In the present study, we validated a 3D bioelectronic platform for modeling the rat small intestine, motivated by the need for more physiologically relevant in vitro models. Through integrated bioelectronic measurements, including TEER and barrier responses to EGTA, we demonstrated the formation of a structurally and functionally relevant epithelial barrier. These measurements indicated that the 3D model more closely mimics native rat intestinal tissue ex vivo compared with traditional 2D cultures. This validation confirms the platform’s utility for applications such as drug screening, disease modeling, and microbiota–host interaction studies, providing a reliable and complementary tool to conventional animal experiments.

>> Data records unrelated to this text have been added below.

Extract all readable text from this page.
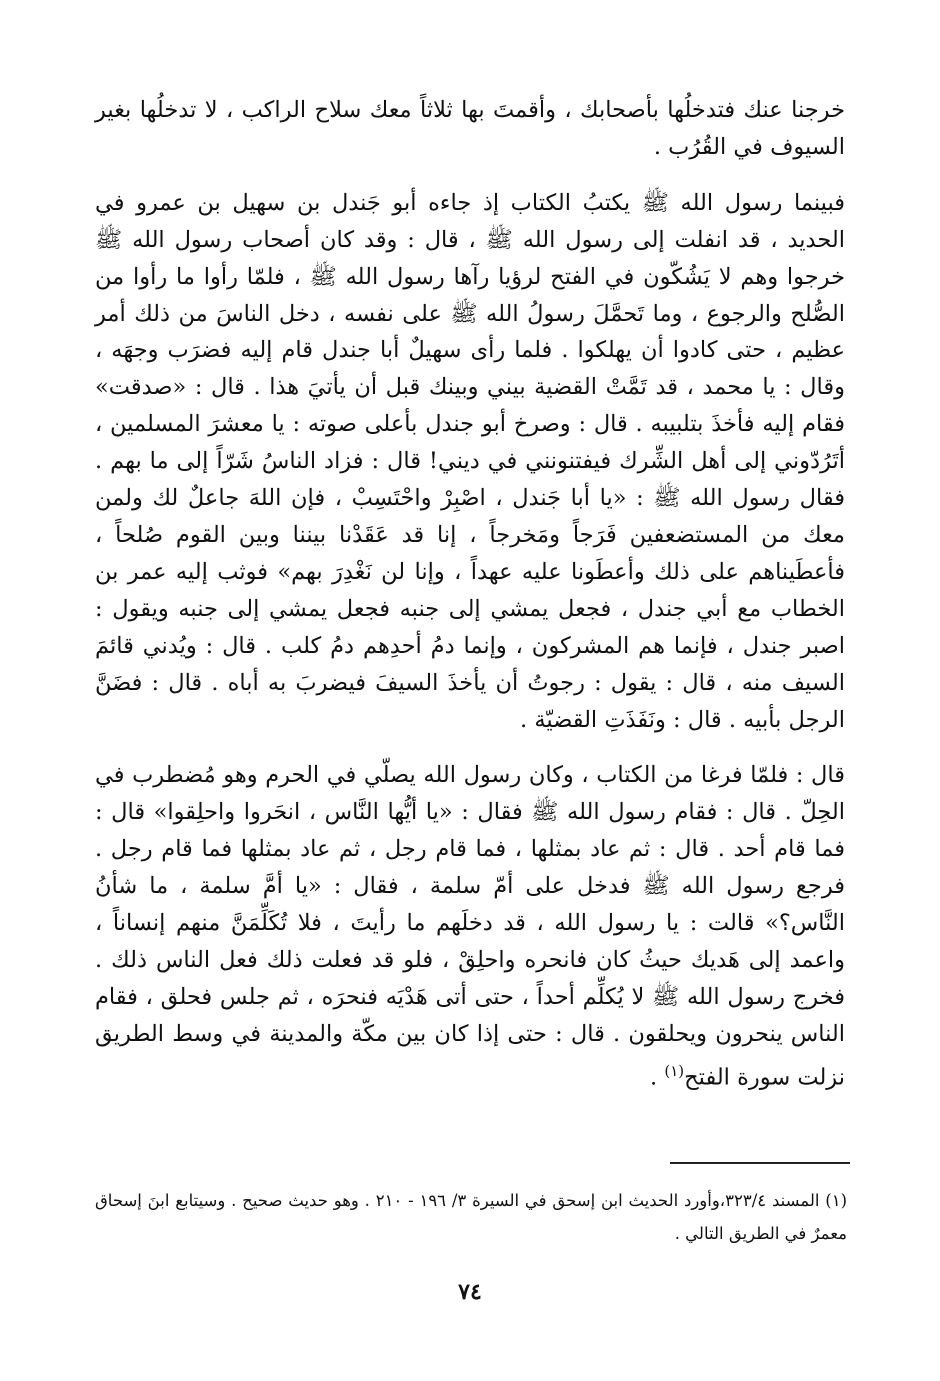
خرجنا عنك فتدخلُها بأصحابك ، وأقمتَ بها ثلاثاً معك سلاح الراكب ، لا تدخلُها بغير السيوف في القُرُب .

فبينما رسول الله ﷺ يكتبُ الكتاب إذ جاءه أبو جَندل بن سهيل بن عمرو في الحديد ، قد انفلت إلى رسول الله ﷺ ، قال : وقد كان أصحاب رسول الله ﷺ خرجوا وهم لا يَشُكّون في الفتح لرؤيا رآها رسول الله ﷺ ، فلمّا رأوا ما رأوا من الصُّلح والرجوع ، وما تَحمَّلَ رسولُ الله ﷺ على نفسه ، دخل الناسَ من ذلك أمر عظيم ، حتى كادوا أن يهلكوا . فلما رأى سهيلٌ أبا جندل قام إليه فضرَب وجهَه ، وقال : يا محمد ، قد تَمَّتْ القضية بيني وبينك قبل أن يأتيَ هذا . قال : «صدقت» فقام إليه فأخذَ بتلبيبه . قال : وصرخ أبو جندل بأعلى صوته : يا معشرَ المسلمين ، أتَرُدّوني إلى أهل الشِّرك فيفتنونني في ديني! قال : فزاد الناسُ شَرّاً إلى ما بهم . فقال رسول الله ﷺ : «يا أبا جَندل ، اصْبِرْ واحْتَسِبْ ، فإن اللهَ جاعلٌ لك ولمن معك من المستضعفين فَرَجاً ومَخرجاً ، إنا قد عَقَدْنا بيننا وبين القوم صُلحاً ، فأعطَيناهم على ذلك وأعطَونا عليه عهداً ، وإنا لن نَغْدِرَ بهم» فوثب إليه عمر بن الخطاب مع أبي جندل ، فجعل يمشي إلى جنبه فجعل يمشي إلى جنبه ويقول : اصبر جندل ، فإنما هم المشركون ، وإنما دمُ أحدِهم دمُ كلب . قال : ويُدني قائمَ السيف منه ، قال : يقول : رجوتُ أن يأخذَ السيفَ فيضربَ به أباه . قال : فضَنَّ الرجل بأبيه . قال : ونَفَذَتِ القضيّة .

قال : فلمّا فرغا من الكتاب ، وكان رسول الله يصلّي في الحرم وهو مُضطرب في الحِلّ . قال : فقام رسول الله ﷺ فقال : «يا أيُّها النَّاس ، انحَروا واحلِقوا» قال : فما قام أحد . قال : ثم عاد بمثلها ، فما قام رجل ، ثم عاد بمثلها فما قام رجل . فرجع رسول الله ﷺ فدخل على أمّ سلمة ، فقال : «يا أمَّ سلمة ، ما شأنُ النَّاس؟» قالت : يا رسول الله ، قد دخلَهم ما رأيتَ ، فلا تُكَلِّمَنَّ منهم إنساناً ، واعمد إلى هَديك حيثُ كان فانحره واحلِقْ ، فلو قد فعلت ذلك فعل الناس ذلك . فخرج رسول الله ﷺ لا يُكلِّم أحداً ، حتى أتى هَدْيَه فنحرَه ، ثم جلس فحلق ، فقام الناس ينحرون ويحلقون . قال : حتى إذا كان بين مكّة والمدينة في وسط الطريق نزلت سورة الفتح$^{(١)}$ .

(١) المسند ٣٢٣/٤،وأورد الحديث ابن إسحق في السيرة ٣/ ١٩٦ - ٢١٠ . وهو حديث صحيح . وسيتابع ابنَ إسحاق معمرٌ في الطريق التالي .

٧٤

The TEER values obtained in our models were consistent with previously reported measurements for IEC-6 monocultures. Minor differences between studies may be attributed to variations in experimental setup, measurement systems, and operator handling. Overall, the electrical properties of our 3D model reflect the low-resistance physiological characteristics of small intestinal epithelium, as was reported in the literature, further supporting the functional relevance of the system and highlighting the advantages of integrating bioelectronic monitoring within 3D tissue models.

Additional gene expression analysis of ZO-1 and αSMA (presented in the Supplementary Materials) further supported the enhanced barrier-related characteristics observed in the 3D platform compared with the 2D system.

Taken together, these results demonstrate the successful establishment of a bioelectronic 3D intestinal barrier model capable of recapitulating key structural, molecular, and electrical features of native tissue. This platform provides a promising tool for studying intestinal physiology and pathology, with potential applications in personalized medicine, toxicology testing, and advanced in vitro disease modeling. Future work will focus on expanding the platform to incorporate additional cell types, microbiota components, and physiologically relevant stimuli, thereby further improving model complexity and predictive capability.